Put four Europeans together in a room and one way or another they’ll soon concoct a rich brew of instrumental lager-beer. This is the lesson learned from The Red Giant Meets The White Dwarf (BORING MACHINES BM026), a collaboration between Philippe Petit and Chapter 24, a trio of Greek players who took their name from a song on the first Pink Floyd LP and are equipped with a large panoply of guitars, keyboards, stringed instruments, and electronic effects for the creation of their titanic zodiacal impressions, and of course their own voices which ring across the wine-dark sea. To these, French kingpin Petit adds his field recordings, turntabling actions, and live electronic manipulations, and the team make known their “cosmic” aspirations with the album title and tunes like ‘Signal from a dying star’ and other titles not unlike records released by My Cat Is An Alien. They did it live on stage at the Bios festival in Athens in 2008. In no way “minimal”, this is one musical pan-continental meeting that has ended up as sweet and larded as one of those very filling Greek honey cakes, enhanced no doubt by several dollops of fine French chantilly cream. Play they slow or play they fast (and it’s mostly the former mode), you’re guaranteed a rich assortment of textures and flavours in every bite of this improvised ambient sweetmeat.
More ambient buzzment thrills from the same label, in the shape of Chàsm’ Achanès (BORING MACHINES BM027) recorded by the Italian duo of Luciano Maggiore and Francesco Fuzz Brasini. Maggiore has his tapes and electronic devices, while Brasini brings his home-made guitars to the picnic and has endeared himself to half the population of Bologna by taking his nickname from one of his pedal devices. But there’s barely any fuzz or distortion on this very clean-sounding process-art record, which clings to a basic monotone with all the determination of a sticky bud on the bough of an olive tree, the better to delineate the scarps and slopes of the “huge abyss” of the title, which is the translation thoughtfully provided by the creators. Shades of Dante (or John Martin) in the doomy climbing expedition undertaken here, illustrated by way of the dark cover art which is one of Maggiore’s paintings. Mattia Dallara added engineering skills to the project and helped to realise the three-dimensional nature of these mountainous sounds.
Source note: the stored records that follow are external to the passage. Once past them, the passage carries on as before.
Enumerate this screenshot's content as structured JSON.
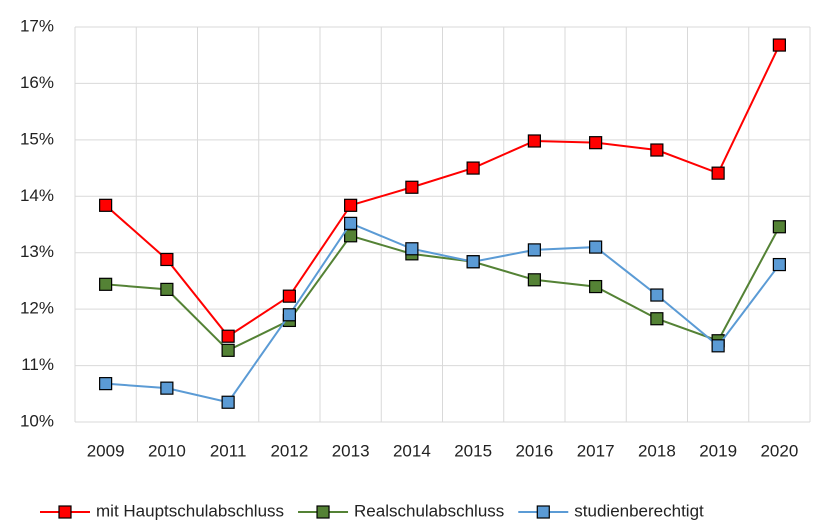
{
  "chart_data": {
    "type": "line",
    "categories": [
      "2009",
      "2010",
      "2011",
      "2012",
      "2013",
      "2014",
      "2015",
      "2016",
      "2017",
      "2018",
      "2019",
      "2020"
    ],
    "series": [
      {
        "name": "mit Hauptschulabschluss",
        "color": "#ff0000",
        "marker_color": "#ff0000",
        "values": [
          13.84,
          12.88,
          11.52,
          12.23,
          13.84,
          14.16,
          14.5,
          14.98,
          14.95,
          14.82,
          14.41,
          16.68
        ]
      },
      {
        "name": "Realschulabschluss",
        "color": "#548235",
        "marker_color": "#548235",
        "values": [
          12.44,
          12.35,
          11.27,
          11.8,
          13.3,
          12.98,
          12.84,
          12.52,
          12.4,
          11.83,
          11.44,
          13.46
        ]
      },
      {
        "name": "studienberechtigt",
        "color": "#5b9bd5",
        "marker_color": "#5b9bd5",
        "values": [
          10.68,
          10.6,
          10.35,
          11.9,
          13.52,
          13.07,
          12.84,
          13.05,
          13.1,
          12.25,
          11.35,
          12.79
        ]
      }
    ],
    "ylim": [
      10,
      17
    ],
    "yticks": [
      {
        "value": 10,
        "label": "10%"
      },
      {
        "value": 11,
        "label": "11%"
      },
      {
        "value": 12,
        "label": "12%"
      },
      {
        "value": 13,
        "label": "13%"
      },
      {
        "value": 14,
        "label": "14%"
      },
      {
        "value": 15,
        "label": "15%"
      },
      {
        "value": 16,
        "label": "16%"
      },
      {
        "value": 17,
        "label": "17%"
      }
    ],
    "grid": true,
    "legend": "bottom"
  }
}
Roy Dodds and Jo Hutton are two English improvisers who perform as Mesh and work with combinations of wind instruments, percussion, and live electronics, putting them together on Music To Watch Cranes By (EYNHAM RECORDS). The work is directly inspired by “the sound of moving cranes and the surrounding landscapes”, but if their vivid description leads you to expect semi-industrial “metal” noise of some sort, you might be surprised by the grace and charm of this spindly disk with its many interwoven lines of cobwebs and molecular chains. These imaginary derricks all seem to be working late at night in a deserted shipyard, and swinging their metal arms with all the surreal movements of an upside-down Savate boxer. My main stumbling block is Hutton’s saxophone work which is just a shade too corny for me; I keep expecting the record to turn into the moody soundtrack for a car advert. Mesh sometimes manage to exude some decent sounds, even when they appear a little too reliant on electronic filters and over-familiar effects; and a title like ‘Full Metal Bucket’ shows they don’t lack a sense of humour.
US composer Cory Allen from Austin Texas brings us another solo record, Pearls (QUIET DESIGN ALAS014). Four very assured pieces of slow “digital ambient” music wherein occasional melodic chimes and notes (perhaps from a very distorted electric piano) occasionally drift in and out of a simple abstracted ocean of mysterious hiss, glitch, and murmuring waveforms. It’s impressive how Allen maintains a sense of gradual forward-movement, rather than stasis, out of of such simple means, and this record is a very pleasant place to abide for 36 minutes. The aim of the record is to create sound for its own sake, while at the same time apparently refusing any sort of ornamentation that might lend “meaning” to the work. Colour and form are presented with the simple joy of a painter, for the pleasure they bring to the senses.